Ohhhh. "No, thanks."
Onlookers train their phones on us. A skinny girl with pigtails, maybe six, sprints from her mom, shrieks "Dannnn-te!", and hugs his knees. Her pink T-shirt bears the name of Dante's hit song "Besitos", and is imprinted with tiny lipstick marks.
"Not now," Dante snaps, wresting his legs away. The girl's face crumples, and she rushes back to her mom, who picks her up and stomps off.
My jaw drops. "Ummm, so you have time to buy a hat but not a second to spare for a child who—"
Dante steps toward me and tips my hat down over my eyes, faux playfully. I flip it back up and glare.
"I'll throw in two tickets to my Wembley concert with Ed Sheeran," he says, as if the knee-hugging girl didn't exist. "All expenses paid."
OMG, I love Ed Sheeran. Did he say "all expenses paid"?
"Seriously, no." I'm spitting my words now. Literally, the spittle is flying.
My phone buzzes. It's my sister. She's probably watching us on social media.
"Oooh, Emi," he says. "Little girl with big cojones. I like that. One grand."
"It's co-ho-nes, not co-joe-nes. Still no." I'd rather eat instant ramen every day for the rest of my life than take his money and let my hat sit on his big head.
"For fuck's sake." His tone turns impatient. "Five grand, with a matching donation to..." Dante glances at my backpack logo. "...Housing4All."

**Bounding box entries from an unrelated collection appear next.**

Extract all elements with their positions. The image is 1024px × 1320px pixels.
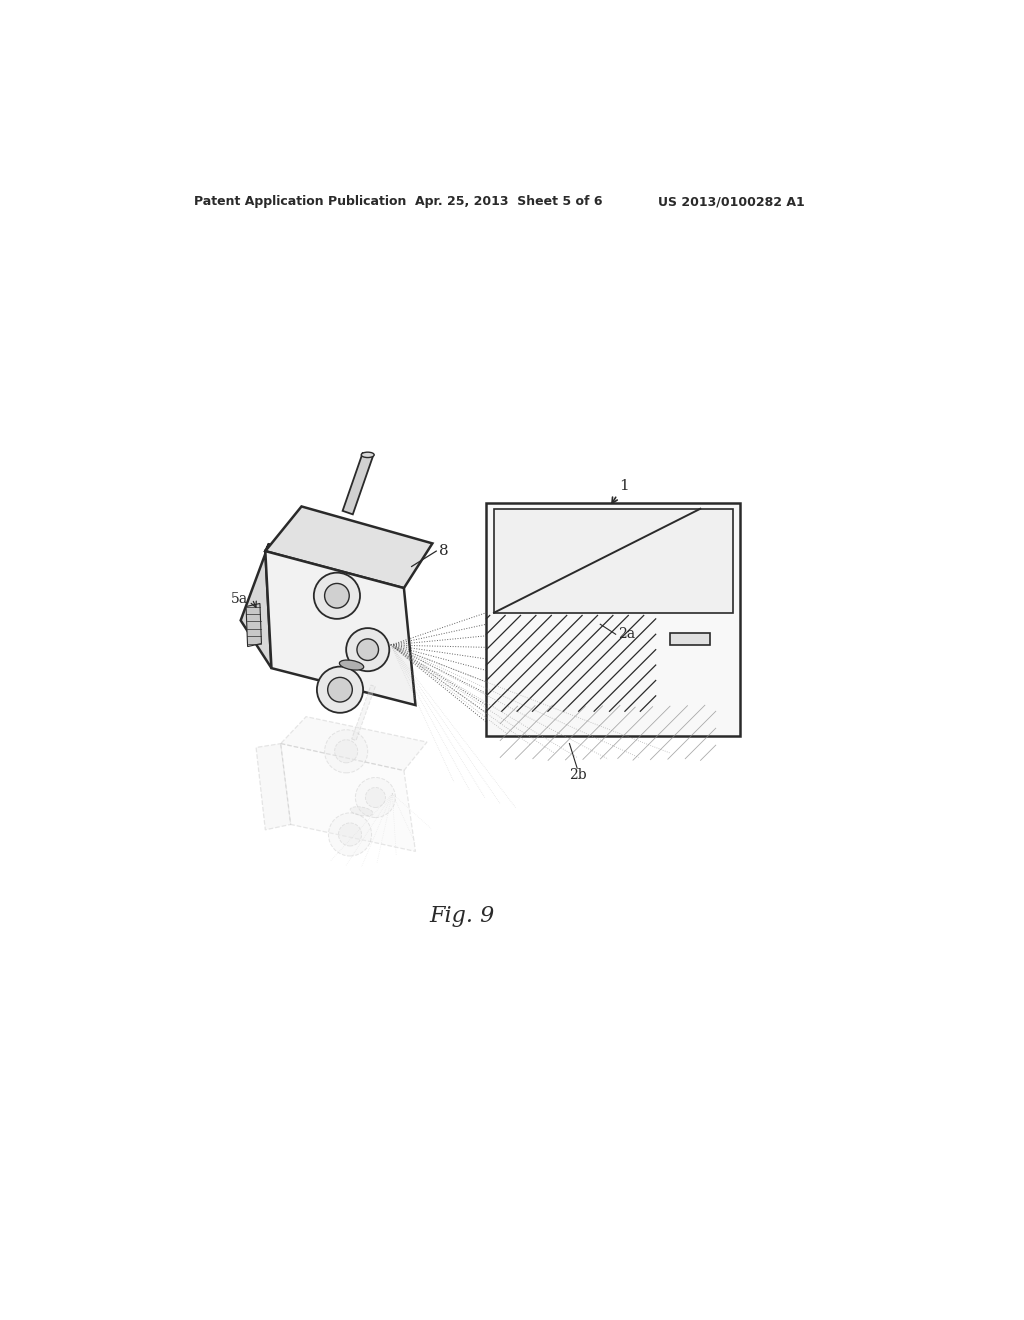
Ellipse shape — [361, 453, 374, 458]
Bar — [494, 508, 733, 612]
Circle shape — [366, 788, 385, 808]
Circle shape — [316, 667, 364, 713]
Text: 8: 8 — [438, 544, 449, 558]
Text: 2a: 2a — [617, 627, 635, 642]
Circle shape — [346, 628, 389, 671]
Polygon shape — [265, 507, 432, 589]
Circle shape — [328, 677, 352, 702]
Circle shape — [313, 573, 360, 619]
Polygon shape — [351, 685, 375, 741]
Ellipse shape — [339, 660, 364, 671]
Text: 1: 1 — [618, 479, 629, 492]
Circle shape — [339, 822, 361, 846]
Text: Patent Application Publication: Patent Application Publication — [195, 195, 407, 209]
Text: Fig. 9: Fig. 9 — [429, 906, 495, 928]
Polygon shape — [241, 544, 271, 668]
Circle shape — [335, 739, 357, 763]
Circle shape — [355, 777, 395, 817]
Polygon shape — [246, 603, 261, 647]
Polygon shape — [265, 552, 416, 705]
Text: Apr. 25, 2013  Sheet 5 of 6: Apr. 25, 2013 Sheet 5 of 6 — [416, 195, 603, 209]
Circle shape — [325, 730, 368, 774]
Polygon shape — [256, 743, 291, 830]
Polygon shape — [281, 743, 416, 851]
Bar — [670, 634, 710, 645]
Polygon shape — [343, 453, 373, 515]
Circle shape — [329, 813, 372, 857]
Text: US 2013/0100282 A1: US 2013/0100282 A1 — [658, 195, 805, 209]
Bar — [486, 503, 740, 737]
Text: 5a: 5a — [230, 591, 248, 606]
Circle shape — [325, 583, 349, 609]
Ellipse shape — [350, 807, 373, 816]
Text: 2b: 2b — [569, 768, 587, 783]
Circle shape — [357, 639, 379, 660]
Polygon shape — [281, 717, 427, 771]
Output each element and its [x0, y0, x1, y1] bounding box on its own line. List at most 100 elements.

The crowd murmurs in disbelief. A grizzled guy mutters, "Why don't she just give him the goddamned hat?"
Holy crap. Five thousand dollars? That would pay off a good chunk of my student loans. Jeez, I don't do well under pressure from demigods. For sure, Housing4All could use the money, and you know my boss will see a clip of this.
Who else will see it, though? My little sister and other impressionable young women, powerless as a weather vane in the prevailing wind. And someday, that tiny knee-hugging girl who he totally blew off. My split-second wavering unwavers.
"Dude, not—" I say, my voice rising. More Frankness.
"Jesus, Amy, you—"
We stare at each other. We both know what my answer will be.
"Not. For. Sale. At any price. And it's Emi."
Near Dante, a twentysomething woman yells, "Girl on fire!"
Instead of skirting the crowd, I jostle my way through without apology, a mic-dropping moment, for sure. My heart settles down from a jitterbug-y whoo-whoo to a reasonable half-time swing. You know, ramen isn't half bad, when you spice it up with some sriracha and green onions.
"Nice fuckin' with ya, Amy," Dante yells.
***
At 5 p.m., I leave work, exhausted from the post-Dante reverberations. My IG followers jump from five to two thousand forty-six, which is weird but kinda gratifying. #Bratinthehat is trending, alongside #slaygoliath.
Outside my office, Amir plays his beat-up guitar for an audience of himself, singing "What a Wonderful World" like he means it. Dear Amir, with his gray beard and smiling eyes.
"Hey, Emi. How'd your big meeting go?"
"Hey, Amir. Good this time, thanks. You nervous for your big gig tonight?"
"More like terrified. Need me a shot of—hey, your Frank Sinatra hat!"
A stiff breeze whisks the hat off my head. I catch it mid-air and pause.
Hat in hand, the wind at my back, a simple question pops into my head: Do I need the hat anymore?
Bits of cottonwood fluff float around Amir and me. I feel a rush of tenderness for the hat and Amir. In my head, Frank Sinatra serenades them both, crooning my grandma's favorite song, "You Make Me Feel So Young."
"You make me feel there are songs to be sung..."
I reach up and nestle the hat on Amir's head.